Do the numbers preceding primes have on an average fewer divisors than the numbers succeeding primes?

Question

I wanted to see if the numbers preceding primes behaved differently in any way form the numbers succeeding primes so I calculated at the average number of divisors of number of the form $p-1$ and $p+1$ where $p$ is a prime.

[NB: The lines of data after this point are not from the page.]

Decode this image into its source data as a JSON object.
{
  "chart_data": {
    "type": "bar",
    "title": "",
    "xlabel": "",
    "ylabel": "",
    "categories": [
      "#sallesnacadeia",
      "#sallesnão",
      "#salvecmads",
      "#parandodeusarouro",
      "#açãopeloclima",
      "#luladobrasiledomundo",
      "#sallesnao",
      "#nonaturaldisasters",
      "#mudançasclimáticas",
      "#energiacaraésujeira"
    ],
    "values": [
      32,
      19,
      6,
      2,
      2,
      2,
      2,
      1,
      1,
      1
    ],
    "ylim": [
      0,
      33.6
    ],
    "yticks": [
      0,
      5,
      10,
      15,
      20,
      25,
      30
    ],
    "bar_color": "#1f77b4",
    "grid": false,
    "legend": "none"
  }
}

Let $d(n)$ be the number of divisors of $n$. Define $f(x) = \sum_{p \le x} d(p-1)$ and $g(x) = \sum_{p \le x} d(p+1)$ where $p$ is a prime. I observed that there are only $3251$ instances where $f(x) < g(x)$. The largest value of $x$ for which this is true is $x = 3752789$. After checking till $x \le 1.9 \times 10^{10}$, I could not find the inequality reversing again.

This the data shows that the numbers preceding primes have on a average fewer number of divisors than the numbers succeeding primes. The graph below shows the actual data.

Question: Is there any reason why this should be true?

Source code

import numpy
p = 2
i = fd = fp = 0
d1 = d2 = p1 = p2 = 0
target = step = 10^6
while True:
    i  = i + 1

    d1 = d1 + len(divisors(p-1))
    d2 = d2 + len(divisors(p+1))
    if d1 > d2:
        fd = fd + 1
p1 = p1 + len(prime_factors(p-1))
p2 = p2 + len(prime_factors(p+1))
if p1 > p2:
    fp = fp + 1

if i > target:
    print i,p,d1,d2,fd, d2-d1,(d2-d1)/i.n(), p1,p2,fp, p2-p1
    target = target + step

p = next_prime(p)

Answer 1

Too long for a comment,

For $a=\pm 1$ $$\sum_p d(p -a)p^{-s}=\sum_{k\ge 1} \sum_{lk+a \ prime} (lk+a)^{-s}=\sum_{k\ge 1} \sum_{\chi\bmod k} \frac{\chi(a)}{\varphi(k)}\sum_p \chi(p)p^{-s}$$

$$\sum_p (d(p-1)-d(p+1))p^{-s}=\sum_k \sum_{\chi\bmod k} \frac{1-\chi(-1)}{\varphi(k)}\sum_p \chi(p)p^{-s}$$

Under the GRH each term is analytic for $\Re(s) > 1/2$,

If $\chi^2$ is a non-trivial character then $\sum_p \chi(p)p^{-s}$ is analytic at $s=1/2$, if $\chi$ is a quadratic character then as $s\to 1/2^+$ $$\sum_p \chi(p)p^{-s}=\sum_{m\ge 1}\frac{\mu(m)}{m}\log L(sm,\chi^m)\sim \frac{1}2\log(s-1/2)$$

thus $$\lim_{s\to 1/2^+}\frac{ \frac{1-\chi(-1)}{\varphi(k)}\sum_p \chi(p)p^{-s}}{\log(s-1/2)} =\frac{1_{\chi \text{ is a quadratic odd character}}}{\varphi(k)}$$ Is this not too bad to conjecture that ? $$\lim_{s\to 1/2^+}\sum_p (d(p-1)-d(p+1))p^{-s}=\color{red}{-\infty}$$ Estimating the growth of $\sum_{p\le x} d(p-1)-d(p+1)$ thus the abscissa of convergence of the Dirichlet series would help.